Helicoil Pre-coil body for fine threads
- Remove the tang with a punch by hitting it with a hammer
It should be noted that some would use a cheaper alternative, but this is not advisable. If you use a cheaper alternative, there are instances when the tang might clamp the tool and make it difficult to remove the tool.
It is also advisable to follow a rule of thumb when using a Helicoil thread repair kit. When installing, make sure to keep the top of the insert ¾ to 1 turn below from where the tapped thread first made its way into the hole. This would make sure that the Helicoil is snug tightly into the hole.
Pros and Cons of Helicoil
- Helicoils are specially designed on the outer layer to grip the wall of the hole.
- It has a variety of designs that can work well with different thread types and configurations.
- Available in several lengths
- Proven to be reliable since 1930s–used by military as well
- Available in kit with all the tools needed
- Available also for high duress applications, such as well drilling, gas turbines, water applications and vacuum environments
- Available in corrosion resistant design
- Complex set of steps that require professional skills
- Requires different sizes for different hole diameters
- Can only fix the internal threads
- Requires different installation for coarse or fine threads
An Economical Option over Coiled Inserts
Despite what appears to be an easy operation as shown in videos, inserting Helicoils takes some skills. There are some factors to consider that make it challenging.
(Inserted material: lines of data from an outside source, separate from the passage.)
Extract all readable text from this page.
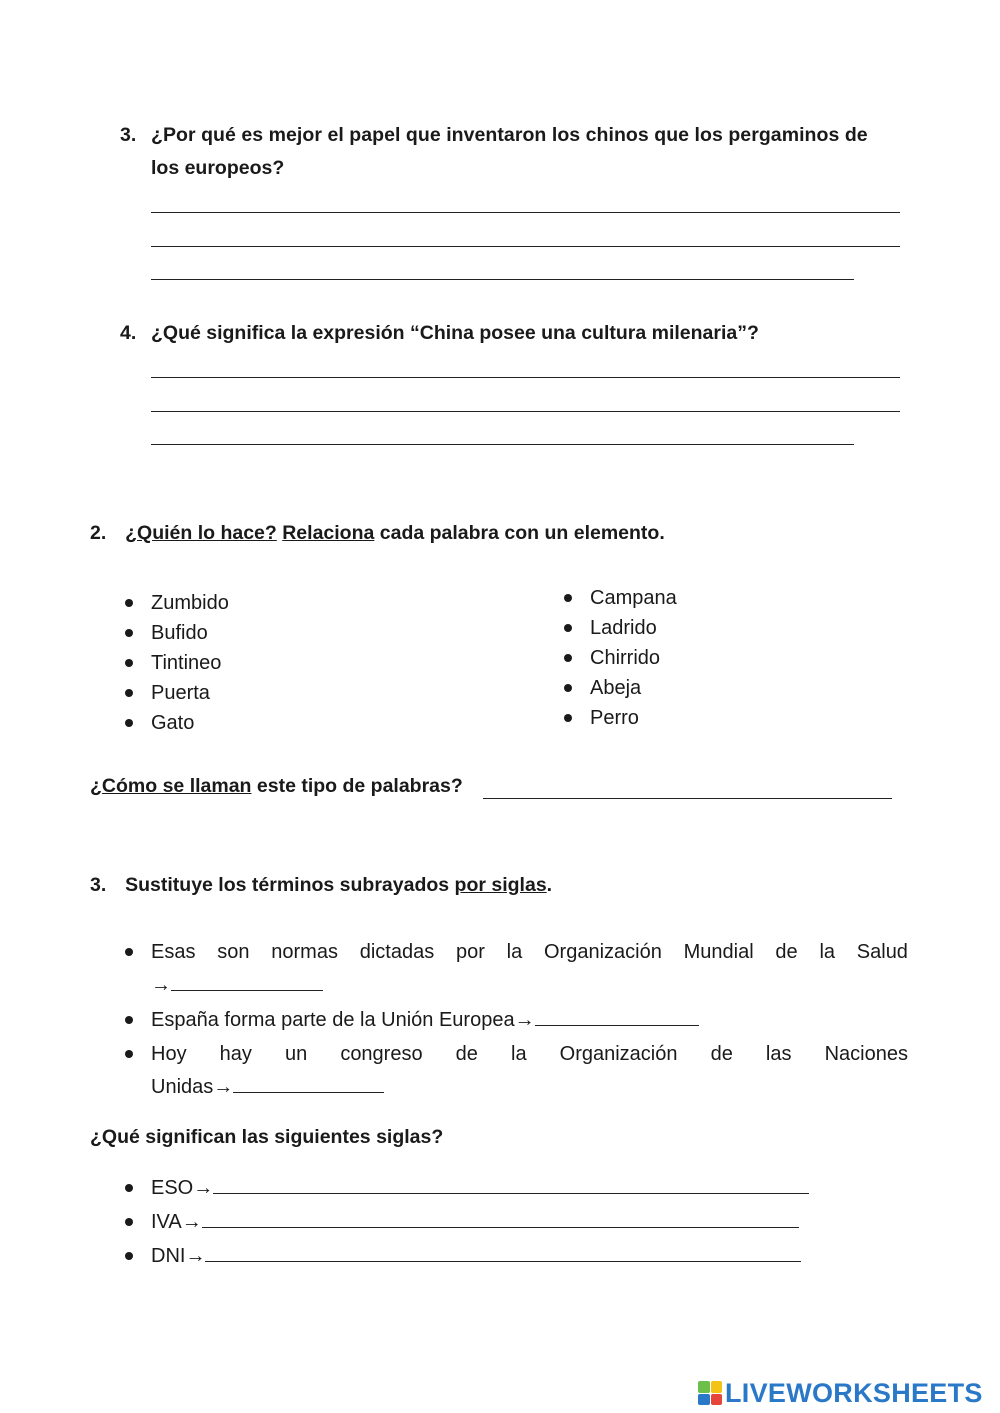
3. ¿Por qué es mejor el papel que inventaron los chinos que los pergaminos de
los europeos?
4. ¿Qué significa la expresión “China posee una cultura milenaria”?
2. ¿Quién lo hace? Relaciona cada palabra con un elemento.
Zumbido
Bufido
Tintineo
Puerta
Gato
Campana
Ladrido
Chirrido
Abeja
Perro
¿Cómo se llaman este tipo de palabras?
3. Sustituye los términos subrayados por siglas.
Esas son normas dictadas por la Organización Mundial de la Salud
→
España forma parte de la Unión Europea→
Hoy hay un congreso de la Organización de las Naciones
Unidas→
¿Qué significan las siguientes siglas?
ESO→
IVA→
DNI→
LIVEWORKSHEETS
One, it’s plausible that you have to re-do it if you incorrectly installed the coil, if not ruin the project entirely. Secondly, as Helicoils are inserts with specifications, you would need a different kit for every different internal thread to be repaired. That would mean a different tap size (STI), and a different drill bit size, too.
To make it more economical, we can use an economical option instead. A much simpler way to fix an internal thread is to use Rotary thread.
Instead of installing by way of drilling, tapping, and inserting, you would need to just use a drill or a Dremel instead–but with some cutting techniques. Rotary thread can be used on different threads for repair, and can fix every kind of inch, metric, and pipe. You can use it for internal and external threads, too. Using this simple tool by attaching it to a Dremel or a drill, it would only take a few seconds to a couple of minutes to repair dented, corroded, and hardened threads.
Another reason to use it is that you can keep it in a handy area, whether in your toolkit or together with small tools you have in your garage. It’s as simple as plugging in your drill and starting the repair work.
For DIY enthusiasts, it’s an easy skill to learn, and also intuitive to use. For businesses, it would save you days by directly repairing a thread, rather than waiting for a specific Helicoil thread repair kit to arrive from the store.